The two best things going for the Edirol R-09 are its spectacular built-in stereo microphones, and its compact design. Put another way, having the R-09 shoved in a shirt pocket with its mics peeking out offers one of the most discreet and high-quality means to record concerts and lectures.
A door on the bottom of the Edirol R-09 slides back to reveal the SD memory slot and mini-USB connection. Pulling the door forward uncovers a compartment for two AA batteries. It's a little cumbersome at first to finesse the R-09's battery compartment open, but after a few trials swapping out the batteries, you'll get the hang of it.
The back of the R-09 features four small switches for features we're happy aren't buried in menus, including automatic gain control (AGC), mono/stereo microphone type, low-frequency recording filter, and low/high microphone sensitivity.
On the right side of the R-09, you'll find the headphone jack, headphone volume buttons, and a hold switch. Problem is, the all-black buttons are nearly impossible to see. In this shot you can also get a sense of the R-09's thickness. At exactly one inch thick, the R-09 may seem chunky compared to today's Flash memory MP3 players, but it is one of the thinnest pro-audio mobile recorders available.

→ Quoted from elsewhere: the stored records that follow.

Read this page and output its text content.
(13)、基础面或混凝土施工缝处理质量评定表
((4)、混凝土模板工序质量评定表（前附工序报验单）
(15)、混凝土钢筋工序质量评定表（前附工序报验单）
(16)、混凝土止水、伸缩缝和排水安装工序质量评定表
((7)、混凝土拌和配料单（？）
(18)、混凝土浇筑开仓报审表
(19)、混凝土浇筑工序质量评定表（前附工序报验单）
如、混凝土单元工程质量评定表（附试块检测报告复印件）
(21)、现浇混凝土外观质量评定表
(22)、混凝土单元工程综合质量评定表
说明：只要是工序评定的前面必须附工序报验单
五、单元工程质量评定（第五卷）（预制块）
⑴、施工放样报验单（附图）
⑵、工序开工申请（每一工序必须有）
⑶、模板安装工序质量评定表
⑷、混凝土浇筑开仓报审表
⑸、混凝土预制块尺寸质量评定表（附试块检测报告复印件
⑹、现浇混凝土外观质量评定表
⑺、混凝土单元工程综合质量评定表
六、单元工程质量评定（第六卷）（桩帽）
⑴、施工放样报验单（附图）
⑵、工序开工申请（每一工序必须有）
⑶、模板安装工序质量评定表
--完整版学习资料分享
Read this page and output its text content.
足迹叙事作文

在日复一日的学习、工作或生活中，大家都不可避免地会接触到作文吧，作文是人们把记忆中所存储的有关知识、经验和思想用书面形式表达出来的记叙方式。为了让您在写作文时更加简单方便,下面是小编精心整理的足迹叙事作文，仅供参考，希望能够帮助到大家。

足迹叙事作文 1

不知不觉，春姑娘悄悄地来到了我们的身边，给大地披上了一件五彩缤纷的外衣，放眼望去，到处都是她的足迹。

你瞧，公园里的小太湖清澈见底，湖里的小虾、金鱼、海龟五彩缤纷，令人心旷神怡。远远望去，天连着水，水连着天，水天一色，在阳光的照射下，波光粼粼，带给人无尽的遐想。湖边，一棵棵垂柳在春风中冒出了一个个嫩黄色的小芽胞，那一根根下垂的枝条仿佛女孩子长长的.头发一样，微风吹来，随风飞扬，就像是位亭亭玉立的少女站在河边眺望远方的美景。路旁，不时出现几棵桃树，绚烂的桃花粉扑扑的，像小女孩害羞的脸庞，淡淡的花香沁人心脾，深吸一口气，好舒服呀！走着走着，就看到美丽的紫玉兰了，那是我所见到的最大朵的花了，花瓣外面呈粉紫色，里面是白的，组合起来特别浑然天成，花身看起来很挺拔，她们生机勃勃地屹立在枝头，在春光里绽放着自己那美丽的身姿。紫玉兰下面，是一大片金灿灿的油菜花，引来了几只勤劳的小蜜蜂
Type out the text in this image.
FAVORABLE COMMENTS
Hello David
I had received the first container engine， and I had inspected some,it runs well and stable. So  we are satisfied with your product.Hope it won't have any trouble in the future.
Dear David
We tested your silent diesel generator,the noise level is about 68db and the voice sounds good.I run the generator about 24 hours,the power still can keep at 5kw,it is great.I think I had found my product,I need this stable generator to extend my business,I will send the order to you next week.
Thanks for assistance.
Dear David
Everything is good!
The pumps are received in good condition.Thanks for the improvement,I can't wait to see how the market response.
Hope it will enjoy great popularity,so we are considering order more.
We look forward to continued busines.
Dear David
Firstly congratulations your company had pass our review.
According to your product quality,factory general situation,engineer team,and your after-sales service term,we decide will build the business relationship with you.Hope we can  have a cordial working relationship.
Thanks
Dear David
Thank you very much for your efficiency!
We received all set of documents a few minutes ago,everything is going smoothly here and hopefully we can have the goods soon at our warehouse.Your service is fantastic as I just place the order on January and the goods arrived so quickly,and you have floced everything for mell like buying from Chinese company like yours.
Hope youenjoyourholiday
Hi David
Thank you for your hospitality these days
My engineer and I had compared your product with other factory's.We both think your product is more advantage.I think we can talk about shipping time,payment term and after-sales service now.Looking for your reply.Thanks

The Edirol R-09 comes bundled with a power adapter, a USB cable, and a 64MB SD memory card (not shown). Expect to shell out a little more money for a higher capacity SD card. Edirol also sells accessories for the R-09, including an external microphone, a leather case with a detachable tripod stand, a mic stand adapter, and a microphone wind screen.
Using the loophole built into the top of the recorder, you can attach a lanyard and wear the R-09 around your neck. Wearing the Edirol R-09 makes it easy to capture concerts, lectures and interviews hands-free. We were happy to find that recordings made while wearing the R-09 around our neck didn't pick up much distortion from the mics rubbing against our shirt or being jostled by walking.
You can do a lot of damage with a handheld recorder. While covering portable recorders, we've received emails from journalists, amateur podcasters, and even court reporters, who depend on recorders like the R-09 to gather interviews and testimonials. In this photo you can get a sense of one of our disappointments with the Edirol R-09--the screen. The R-09's tiny, dim LCD is nearly impossible to see in direct sunlight.
The left side of the R-09 includes a power button, input gain control, and a hinged rubber door that conceals the power adapter input. Just like the right side, the black buttons on the left suffer from being difficult to see against their black surroundings.